Discussion in 'Forex' started by jorgeamado88, Oct 28, 2005.

  1. For misc. reasons I will need to be more flexible on my trading hours, and am considering moving from swing-trading stocks to trading forex. (No, no bucket shops).

    So far, I've found that trading the FX-futures on globex would suit me fine - the liquidity at least on EURUSD is there, and if one becomes an electronic member one can get some very low commissions.

    The one thing I haven't checked out properly, is EBS Prime and true interbank trading through a prime bank. At the EBS website the following is stated: "Customers negotiate and pay a fee to their EBS Prime bank, typically in the form of a spread added to the dealt price on the customer's deal ticket. They also pay a standard EBS Spot transaction brokerage fee to EBS."

    Am I right in assuming that it would be more expensive to deal through EBS than trade on globex as an electronic member? My normal size would probably be around 100-150 contracts in the EURUSD. If anyone would like to share some EBS experiences and info it would be most welcome.
     
  2. You might find higher costs from slippage on GLOBEX depending on your strategy and timeframe.
     
  3. fhr999

    fhr999

    You can trade also through Currenex depending of your volume
    you shou pay around 40doll per mio or less also you can try Barclays or Citi platform they have around 1 pip spread on euro and yen and around 2 pips doll swissie
     
  4. how r they on figures do u know?

    fwiw, last fri on currenex my MKT order on us gdp figures just stayed on the screen for up to 3 seconds (! yes, 3 or more!) waiting to be filled as the banks were just pretending to quote, i ended up being filled a good 15 pips below what i cld see flashing on my screen, and that was just for gbp1.5mio, not exactly big size...

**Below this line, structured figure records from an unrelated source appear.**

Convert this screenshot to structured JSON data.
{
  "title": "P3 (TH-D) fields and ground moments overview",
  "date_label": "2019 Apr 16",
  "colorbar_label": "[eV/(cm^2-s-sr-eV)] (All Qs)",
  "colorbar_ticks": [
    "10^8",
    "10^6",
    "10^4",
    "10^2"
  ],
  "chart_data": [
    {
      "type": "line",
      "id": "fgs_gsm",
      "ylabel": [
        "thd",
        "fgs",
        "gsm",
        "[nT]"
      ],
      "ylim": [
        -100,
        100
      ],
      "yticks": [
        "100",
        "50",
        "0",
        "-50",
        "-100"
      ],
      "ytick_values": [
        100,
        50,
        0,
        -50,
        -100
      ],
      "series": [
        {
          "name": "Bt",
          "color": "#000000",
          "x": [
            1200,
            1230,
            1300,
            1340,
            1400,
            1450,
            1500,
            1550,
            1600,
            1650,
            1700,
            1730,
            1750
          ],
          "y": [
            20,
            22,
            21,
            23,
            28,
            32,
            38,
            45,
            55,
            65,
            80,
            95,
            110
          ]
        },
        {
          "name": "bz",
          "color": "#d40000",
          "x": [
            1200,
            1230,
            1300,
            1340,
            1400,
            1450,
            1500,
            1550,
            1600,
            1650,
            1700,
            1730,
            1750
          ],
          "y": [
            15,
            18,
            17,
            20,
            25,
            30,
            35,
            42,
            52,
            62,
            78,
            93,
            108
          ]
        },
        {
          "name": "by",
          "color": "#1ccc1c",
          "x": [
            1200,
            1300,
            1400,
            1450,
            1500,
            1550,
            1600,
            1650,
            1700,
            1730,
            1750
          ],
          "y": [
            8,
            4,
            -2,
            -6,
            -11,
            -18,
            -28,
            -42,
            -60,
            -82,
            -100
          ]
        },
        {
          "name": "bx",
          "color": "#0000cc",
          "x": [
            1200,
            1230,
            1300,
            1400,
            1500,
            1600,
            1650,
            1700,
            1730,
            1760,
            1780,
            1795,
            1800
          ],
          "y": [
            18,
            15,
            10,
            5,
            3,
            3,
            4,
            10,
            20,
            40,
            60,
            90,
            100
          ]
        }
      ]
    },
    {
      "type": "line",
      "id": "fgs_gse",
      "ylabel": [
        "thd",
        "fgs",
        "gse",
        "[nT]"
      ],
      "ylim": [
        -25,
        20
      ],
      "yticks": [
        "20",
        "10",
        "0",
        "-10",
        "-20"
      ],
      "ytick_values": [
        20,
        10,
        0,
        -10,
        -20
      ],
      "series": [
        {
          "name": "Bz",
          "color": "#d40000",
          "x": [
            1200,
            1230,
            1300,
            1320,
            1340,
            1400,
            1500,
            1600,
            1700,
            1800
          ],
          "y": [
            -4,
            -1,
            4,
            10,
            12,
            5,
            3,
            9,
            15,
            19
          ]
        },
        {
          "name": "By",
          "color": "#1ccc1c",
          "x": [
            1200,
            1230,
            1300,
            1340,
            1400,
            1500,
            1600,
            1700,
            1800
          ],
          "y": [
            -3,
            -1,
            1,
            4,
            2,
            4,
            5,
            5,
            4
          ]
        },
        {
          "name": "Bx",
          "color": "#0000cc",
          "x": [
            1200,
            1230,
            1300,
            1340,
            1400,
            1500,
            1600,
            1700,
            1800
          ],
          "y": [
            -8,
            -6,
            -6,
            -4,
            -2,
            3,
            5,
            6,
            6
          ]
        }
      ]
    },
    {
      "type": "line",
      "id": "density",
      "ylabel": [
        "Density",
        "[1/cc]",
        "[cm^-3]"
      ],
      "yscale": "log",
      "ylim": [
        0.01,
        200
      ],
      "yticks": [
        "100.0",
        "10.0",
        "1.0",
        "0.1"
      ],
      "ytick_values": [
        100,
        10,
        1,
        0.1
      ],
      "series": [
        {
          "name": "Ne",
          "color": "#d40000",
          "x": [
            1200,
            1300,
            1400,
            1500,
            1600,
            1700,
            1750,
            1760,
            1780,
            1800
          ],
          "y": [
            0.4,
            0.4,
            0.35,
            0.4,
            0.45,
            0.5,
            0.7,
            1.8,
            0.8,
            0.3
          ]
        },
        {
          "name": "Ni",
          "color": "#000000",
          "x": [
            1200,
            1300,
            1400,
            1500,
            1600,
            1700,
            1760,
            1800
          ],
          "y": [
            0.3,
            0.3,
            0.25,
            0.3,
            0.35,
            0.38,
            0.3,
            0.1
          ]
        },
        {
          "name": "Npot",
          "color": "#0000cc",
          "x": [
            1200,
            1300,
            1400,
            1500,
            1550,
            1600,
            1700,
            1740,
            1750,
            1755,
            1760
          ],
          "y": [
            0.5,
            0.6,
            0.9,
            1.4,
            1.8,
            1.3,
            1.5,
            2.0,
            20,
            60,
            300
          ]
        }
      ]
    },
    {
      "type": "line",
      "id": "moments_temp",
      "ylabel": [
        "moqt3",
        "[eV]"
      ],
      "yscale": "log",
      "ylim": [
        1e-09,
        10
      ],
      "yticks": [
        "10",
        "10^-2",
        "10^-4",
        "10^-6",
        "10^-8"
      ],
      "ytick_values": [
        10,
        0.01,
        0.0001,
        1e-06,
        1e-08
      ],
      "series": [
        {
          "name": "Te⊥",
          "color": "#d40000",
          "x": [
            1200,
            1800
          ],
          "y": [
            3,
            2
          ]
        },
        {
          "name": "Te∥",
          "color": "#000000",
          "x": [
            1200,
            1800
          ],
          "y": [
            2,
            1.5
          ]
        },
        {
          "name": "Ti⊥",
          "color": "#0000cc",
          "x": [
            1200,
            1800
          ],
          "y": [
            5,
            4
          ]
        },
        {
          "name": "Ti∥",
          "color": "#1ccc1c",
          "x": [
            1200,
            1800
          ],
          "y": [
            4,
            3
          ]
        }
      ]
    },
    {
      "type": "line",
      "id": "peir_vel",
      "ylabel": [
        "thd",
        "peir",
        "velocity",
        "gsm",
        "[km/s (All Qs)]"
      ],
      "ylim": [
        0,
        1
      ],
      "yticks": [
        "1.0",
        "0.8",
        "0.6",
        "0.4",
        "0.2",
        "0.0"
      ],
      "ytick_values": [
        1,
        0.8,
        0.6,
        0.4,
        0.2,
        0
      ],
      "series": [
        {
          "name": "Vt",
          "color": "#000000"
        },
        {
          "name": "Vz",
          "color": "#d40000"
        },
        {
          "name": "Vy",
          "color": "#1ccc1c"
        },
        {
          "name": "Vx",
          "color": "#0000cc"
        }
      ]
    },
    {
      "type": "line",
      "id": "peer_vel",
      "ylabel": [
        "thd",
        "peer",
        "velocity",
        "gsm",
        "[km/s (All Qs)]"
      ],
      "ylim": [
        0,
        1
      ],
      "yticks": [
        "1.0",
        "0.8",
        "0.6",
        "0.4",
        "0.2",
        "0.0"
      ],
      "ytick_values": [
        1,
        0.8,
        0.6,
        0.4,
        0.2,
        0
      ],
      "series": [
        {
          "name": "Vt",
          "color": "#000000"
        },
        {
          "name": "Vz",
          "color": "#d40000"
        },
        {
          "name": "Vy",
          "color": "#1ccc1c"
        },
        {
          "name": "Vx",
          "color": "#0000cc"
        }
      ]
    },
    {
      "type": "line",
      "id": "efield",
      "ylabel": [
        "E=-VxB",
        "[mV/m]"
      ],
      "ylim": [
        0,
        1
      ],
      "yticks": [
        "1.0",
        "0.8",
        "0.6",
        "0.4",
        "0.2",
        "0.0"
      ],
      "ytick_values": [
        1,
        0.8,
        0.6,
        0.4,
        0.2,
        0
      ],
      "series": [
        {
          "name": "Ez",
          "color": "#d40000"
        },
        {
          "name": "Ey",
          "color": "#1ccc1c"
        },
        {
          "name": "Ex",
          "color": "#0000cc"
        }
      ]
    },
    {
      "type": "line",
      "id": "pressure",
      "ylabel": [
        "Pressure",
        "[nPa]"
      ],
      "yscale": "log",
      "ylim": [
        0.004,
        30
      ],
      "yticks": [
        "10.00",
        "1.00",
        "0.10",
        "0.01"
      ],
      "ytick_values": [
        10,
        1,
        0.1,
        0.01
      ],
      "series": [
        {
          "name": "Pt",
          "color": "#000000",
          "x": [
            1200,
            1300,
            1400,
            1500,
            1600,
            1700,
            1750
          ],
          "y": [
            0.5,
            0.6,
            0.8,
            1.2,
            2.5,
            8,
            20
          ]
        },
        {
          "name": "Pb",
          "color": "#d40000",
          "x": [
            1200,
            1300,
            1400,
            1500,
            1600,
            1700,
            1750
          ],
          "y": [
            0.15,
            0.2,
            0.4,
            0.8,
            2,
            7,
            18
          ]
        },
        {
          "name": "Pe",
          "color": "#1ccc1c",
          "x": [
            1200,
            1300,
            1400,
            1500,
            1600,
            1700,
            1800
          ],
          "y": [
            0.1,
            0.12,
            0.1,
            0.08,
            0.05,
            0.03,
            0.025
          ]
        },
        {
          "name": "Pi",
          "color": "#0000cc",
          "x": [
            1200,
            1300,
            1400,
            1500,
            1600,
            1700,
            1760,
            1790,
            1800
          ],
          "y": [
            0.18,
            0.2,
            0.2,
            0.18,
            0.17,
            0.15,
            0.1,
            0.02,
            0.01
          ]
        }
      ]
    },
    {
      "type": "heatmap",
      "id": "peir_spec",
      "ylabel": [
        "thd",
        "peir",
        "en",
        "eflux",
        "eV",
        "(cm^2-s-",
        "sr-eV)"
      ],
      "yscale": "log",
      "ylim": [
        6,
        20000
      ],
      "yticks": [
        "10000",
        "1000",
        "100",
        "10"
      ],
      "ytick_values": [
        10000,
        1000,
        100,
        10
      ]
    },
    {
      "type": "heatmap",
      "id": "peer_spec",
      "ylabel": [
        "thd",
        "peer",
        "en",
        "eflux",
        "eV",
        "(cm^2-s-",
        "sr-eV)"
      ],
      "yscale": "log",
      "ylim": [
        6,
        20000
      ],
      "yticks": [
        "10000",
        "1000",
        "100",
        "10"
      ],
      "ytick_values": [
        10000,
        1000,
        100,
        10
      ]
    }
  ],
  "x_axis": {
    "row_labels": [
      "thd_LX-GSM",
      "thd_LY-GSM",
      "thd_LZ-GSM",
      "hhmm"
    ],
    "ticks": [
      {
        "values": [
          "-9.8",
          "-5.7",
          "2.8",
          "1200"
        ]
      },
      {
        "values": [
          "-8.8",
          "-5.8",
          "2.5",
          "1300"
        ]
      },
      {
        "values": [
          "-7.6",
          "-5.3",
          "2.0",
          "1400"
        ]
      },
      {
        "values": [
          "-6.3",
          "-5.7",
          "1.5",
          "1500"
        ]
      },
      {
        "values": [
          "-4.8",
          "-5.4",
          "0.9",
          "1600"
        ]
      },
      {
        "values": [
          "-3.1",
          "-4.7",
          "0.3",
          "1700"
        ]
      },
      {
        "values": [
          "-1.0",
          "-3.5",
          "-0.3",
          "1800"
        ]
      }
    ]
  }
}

    not the 1st time its happened (initially i wld go in with limit orders but i just wldn't get filled... therefore decided to take my chances and experiment with MKT orders for a while), i've therefore raised a formal enquiry with currenex & fxcmpro... currenex says no foul play from fxcmpro (mmmhhh... ok....) its just that the liquidity providers r using their last look option to ensure the quotes they r contributing r stale by the time u hit them (i.e. within 5ms!?!)... pretty shite if u ask me...
     


  5. If I were you I would check to see if their is an account minimum. If you have done this please share what you have learned. I was under the impression EBS only accepted accounts over 10 million
     
  6. I think that to trade on EBS you need to be an institution.
     
  7. Thanks for replies.

    Slippage:
    Here I was just thinking of the pure commission costs, not the spread. The spread can also work in your favour, especially when the matching is fair (time-based).

    EBS and account-size:
    It's more a question of what EBS Prime banks accept really, and I'd be suprised if they don't factor in the volume you do and not just account equity. With 500k of equity and then doing 10 million RTs five times an hour you're more valuable than someone with 10 million equity doing 20 million once an hour. However, Prime banks could also reason that with a 10 mln minimum they might be getting more important orderflow than a small trader's account.

    Currenex:
    I'll be sure to check this out, thanks. I just forgot about it.

    Barclays, Citi etc:
    I was thinking of ECN-type access, which means that you could hit several banks instead of just trading with the same bank over and over. I'm not too fond of the idea of having a relationship with one bank only.

    I've also been thinking of Reuters, but it might be harder to establish the credit rating to actually trade with enough counterparties? I like their systems though, and you find quotes on absolutely everything there. Can one establish a Prime bank relationship and trade through Reuters? What would those costs be?